En 1998, Leslie Moonves, presidenta de CBS Television, admitió a la prensa que la decisión de la cadena de reducir la lista de programas a aquellos que no ofenderían a los anunciantes, es algo “totalmente común”. Ese mismo año, los periodistas Jane Akre y Steve Wilson de News Corp. TV de Florida, propiedad del magnate Rupert Murdoch, fueron despedidos por trabajar en una investigación sobre las prácticas de Monsanto. Uno de los ejecutivos de la cadena, sin titubear un instante, explicó la lógica de la decisión: “Pagamos tres mil millones de dólares por esas estaciones de televisión. Somos nosotros quienes vamos a decidir qué es noticia y qué no. Las noticias son aquellas que nosotros decidimos que son noticias”.

Esto no es ninguna excepción. Corporaciones gigantes como Procter & Gamble, por ejemplo, tienen agencias que monitorean todos los programas de televisión en los que anuncian sus champús, pastas de dientes, detergentes, papitas y gaseosas, para no hacerlo en aquellos programas que tienen contenidos demasiado críticos.
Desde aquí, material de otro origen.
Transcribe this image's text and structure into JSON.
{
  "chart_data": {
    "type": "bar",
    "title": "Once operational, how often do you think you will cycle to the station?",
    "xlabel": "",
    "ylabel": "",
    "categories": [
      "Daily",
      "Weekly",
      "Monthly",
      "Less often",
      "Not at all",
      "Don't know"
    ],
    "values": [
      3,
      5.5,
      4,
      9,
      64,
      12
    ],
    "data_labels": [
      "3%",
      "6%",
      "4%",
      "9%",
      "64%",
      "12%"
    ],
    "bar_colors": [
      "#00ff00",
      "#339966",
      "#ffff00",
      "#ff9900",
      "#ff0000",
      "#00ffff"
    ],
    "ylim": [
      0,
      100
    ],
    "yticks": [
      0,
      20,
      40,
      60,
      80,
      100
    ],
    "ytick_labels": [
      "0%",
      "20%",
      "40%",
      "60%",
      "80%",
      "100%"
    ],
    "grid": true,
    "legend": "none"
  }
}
Para el año 2020, la firma facturaba 75 mil millones de dólares, comercializando un centenar de marcas para miles de millones de consumidores en 140 países.

La derrota de aquellos grupos que abogaban por retener al menos un porcentaje de los nuevos medios destinados a la educación y a la cultura no comercializada no solo perdieron su batalla en la era de la radio (en los años 30s) y en la era de otra novedad creada y desarrollada con dinero público y por universidades no comerciales, la de Internet (igualmente privatizada en los años 90s) sino que, por si no fuese suficiente, estos mismos mega conglomerados periodísticos penetraron en las universidades hasta las escuelas de periodismo, bajo el asumido de que “ellos conocen la realidad”, como si “la realidad” fuese parte de una naturaleza exterior y no una creación de ese mismo mercado, de esa misma ideología de los negocios.

Ideología que también penetró otros sectores, facultades y escuelas de las universidades convirtiéndolas en proveedoras de empleados a medida, obedientes, convirtiendo a los estudiantes en clientes y a los consumidores en cerdos hambrientos—con todo el respeto por esos nobles y sensibles animalitos que también son sacrificados de a millones cada año.